1¼ hours | 45 min prep

SERVES 4

  1. Heat 2 teaspoons oil in large non-stick skillet over medium-high heat. Add onion and half garlic; saute 5 minutes.
  2. Add tomatoes and 3/4 cup basil. Cook 15 minutes to blend flavors, stirring often and adding water if dry. Season with salt and pepper. (Can be made 1 day ahead up to this point and chilled).
  3. Heat 1 teaspoon oil in large saucepan over medium heat. Add garlic and saute 1 minute.
  4. Add spinach and cook until wilted, about 5 minutes. Squeeze out extra liquid, if any.
  5. Place spinach in processor. Add ricotta and blend well. Blend in parmesan cheese, and season to taste with salt, pepper and nutmeg to taste.

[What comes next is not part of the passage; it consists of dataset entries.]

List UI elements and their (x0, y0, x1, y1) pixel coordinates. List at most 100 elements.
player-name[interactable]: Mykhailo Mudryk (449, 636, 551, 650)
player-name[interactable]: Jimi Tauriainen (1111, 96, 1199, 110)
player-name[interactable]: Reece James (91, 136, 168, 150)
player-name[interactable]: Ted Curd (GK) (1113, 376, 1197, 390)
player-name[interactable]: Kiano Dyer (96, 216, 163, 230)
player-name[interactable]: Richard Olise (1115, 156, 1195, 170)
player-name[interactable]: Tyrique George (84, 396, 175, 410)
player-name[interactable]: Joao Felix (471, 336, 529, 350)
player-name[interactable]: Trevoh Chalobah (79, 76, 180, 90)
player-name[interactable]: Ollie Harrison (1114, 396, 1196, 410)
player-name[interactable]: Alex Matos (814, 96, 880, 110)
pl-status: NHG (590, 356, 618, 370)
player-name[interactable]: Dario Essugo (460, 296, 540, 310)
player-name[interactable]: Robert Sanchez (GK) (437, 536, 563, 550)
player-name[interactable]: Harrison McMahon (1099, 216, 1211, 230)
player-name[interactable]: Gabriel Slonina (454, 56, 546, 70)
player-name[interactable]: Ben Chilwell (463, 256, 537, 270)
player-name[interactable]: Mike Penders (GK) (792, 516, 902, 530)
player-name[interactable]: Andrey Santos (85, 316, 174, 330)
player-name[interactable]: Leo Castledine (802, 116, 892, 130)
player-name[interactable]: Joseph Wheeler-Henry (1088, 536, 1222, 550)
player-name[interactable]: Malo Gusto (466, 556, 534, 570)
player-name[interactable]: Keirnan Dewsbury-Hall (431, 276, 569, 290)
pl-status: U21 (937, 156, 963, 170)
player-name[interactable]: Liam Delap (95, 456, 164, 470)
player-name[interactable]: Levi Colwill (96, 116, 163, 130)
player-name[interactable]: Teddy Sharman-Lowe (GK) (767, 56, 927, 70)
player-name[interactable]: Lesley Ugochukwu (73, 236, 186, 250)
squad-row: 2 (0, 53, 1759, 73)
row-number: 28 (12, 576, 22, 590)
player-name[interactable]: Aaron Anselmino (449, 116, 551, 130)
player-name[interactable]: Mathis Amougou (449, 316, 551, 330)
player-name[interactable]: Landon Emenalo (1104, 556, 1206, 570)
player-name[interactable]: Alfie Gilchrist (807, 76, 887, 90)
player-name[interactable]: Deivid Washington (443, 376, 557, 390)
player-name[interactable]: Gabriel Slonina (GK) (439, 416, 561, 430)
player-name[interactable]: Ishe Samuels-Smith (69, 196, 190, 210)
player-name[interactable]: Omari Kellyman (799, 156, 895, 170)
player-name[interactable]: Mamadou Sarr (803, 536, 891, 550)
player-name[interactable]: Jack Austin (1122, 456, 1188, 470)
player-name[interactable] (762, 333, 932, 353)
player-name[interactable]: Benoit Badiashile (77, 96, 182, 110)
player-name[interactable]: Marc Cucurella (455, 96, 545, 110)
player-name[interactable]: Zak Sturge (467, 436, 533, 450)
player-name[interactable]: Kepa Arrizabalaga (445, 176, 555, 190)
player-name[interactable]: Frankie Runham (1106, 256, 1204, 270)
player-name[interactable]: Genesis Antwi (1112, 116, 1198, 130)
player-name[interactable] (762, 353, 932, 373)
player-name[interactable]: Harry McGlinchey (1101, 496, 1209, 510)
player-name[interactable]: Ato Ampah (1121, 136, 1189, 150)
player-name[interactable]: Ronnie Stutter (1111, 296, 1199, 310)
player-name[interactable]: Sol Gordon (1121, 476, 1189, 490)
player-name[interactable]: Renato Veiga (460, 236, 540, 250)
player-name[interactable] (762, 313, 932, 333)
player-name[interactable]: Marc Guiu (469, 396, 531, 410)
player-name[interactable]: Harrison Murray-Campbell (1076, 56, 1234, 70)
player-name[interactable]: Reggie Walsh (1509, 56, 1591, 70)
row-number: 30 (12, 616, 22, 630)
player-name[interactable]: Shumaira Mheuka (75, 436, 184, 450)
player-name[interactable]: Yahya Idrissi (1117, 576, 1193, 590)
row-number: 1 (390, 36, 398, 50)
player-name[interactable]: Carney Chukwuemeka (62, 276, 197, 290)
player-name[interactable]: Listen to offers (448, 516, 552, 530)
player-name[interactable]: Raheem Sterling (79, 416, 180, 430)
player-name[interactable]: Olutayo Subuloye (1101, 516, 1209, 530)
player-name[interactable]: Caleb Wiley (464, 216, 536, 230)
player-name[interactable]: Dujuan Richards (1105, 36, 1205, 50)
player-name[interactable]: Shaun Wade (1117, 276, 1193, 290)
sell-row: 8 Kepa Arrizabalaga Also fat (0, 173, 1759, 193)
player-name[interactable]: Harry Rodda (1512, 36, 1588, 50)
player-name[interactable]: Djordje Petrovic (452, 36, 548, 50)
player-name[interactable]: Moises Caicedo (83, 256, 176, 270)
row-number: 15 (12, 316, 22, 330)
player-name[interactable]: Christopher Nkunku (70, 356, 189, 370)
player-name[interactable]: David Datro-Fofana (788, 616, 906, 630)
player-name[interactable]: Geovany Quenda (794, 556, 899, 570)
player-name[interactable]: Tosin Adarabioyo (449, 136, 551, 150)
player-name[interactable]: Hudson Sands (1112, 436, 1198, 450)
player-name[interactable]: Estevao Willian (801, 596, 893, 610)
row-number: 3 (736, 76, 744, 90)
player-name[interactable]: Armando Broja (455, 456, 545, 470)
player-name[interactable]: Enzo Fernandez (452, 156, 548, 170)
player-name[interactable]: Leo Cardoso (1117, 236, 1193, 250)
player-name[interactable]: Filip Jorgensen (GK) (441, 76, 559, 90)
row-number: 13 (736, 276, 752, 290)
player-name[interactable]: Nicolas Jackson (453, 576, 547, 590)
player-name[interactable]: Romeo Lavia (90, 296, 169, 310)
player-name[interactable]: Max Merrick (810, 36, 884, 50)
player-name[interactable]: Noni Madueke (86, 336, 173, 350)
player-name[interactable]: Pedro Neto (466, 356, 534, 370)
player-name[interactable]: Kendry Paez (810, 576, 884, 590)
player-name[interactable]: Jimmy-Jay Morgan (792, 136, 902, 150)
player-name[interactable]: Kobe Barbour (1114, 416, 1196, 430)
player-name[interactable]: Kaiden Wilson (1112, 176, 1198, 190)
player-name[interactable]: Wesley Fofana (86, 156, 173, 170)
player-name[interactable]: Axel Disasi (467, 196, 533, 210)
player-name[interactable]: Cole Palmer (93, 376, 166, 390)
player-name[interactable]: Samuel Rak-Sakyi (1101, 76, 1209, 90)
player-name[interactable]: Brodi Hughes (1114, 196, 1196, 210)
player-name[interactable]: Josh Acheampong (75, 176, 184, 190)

  6. Place 1 wonton wrapper on work surface. Brush edges with water and place 1 scant tablespoon filling on one half. Fold diagonally in half forming triange and press edges to seal. Overlap 2 ends together and press to seal. Repeat with remaining wrappers and place in single layer on floured baking sheet.
  7. Working in batches, cook tortelloni in pot of boiling salted water until just tender but still firm to the bite, stirring occasionally, about 3 minutes. Transfer to a bowl with a slotted spoon.
  8. Meanwhile, bring tomato sauce to simmer. Spoon over pasta and sprinkle with remaining 1/4 cup basil to serve.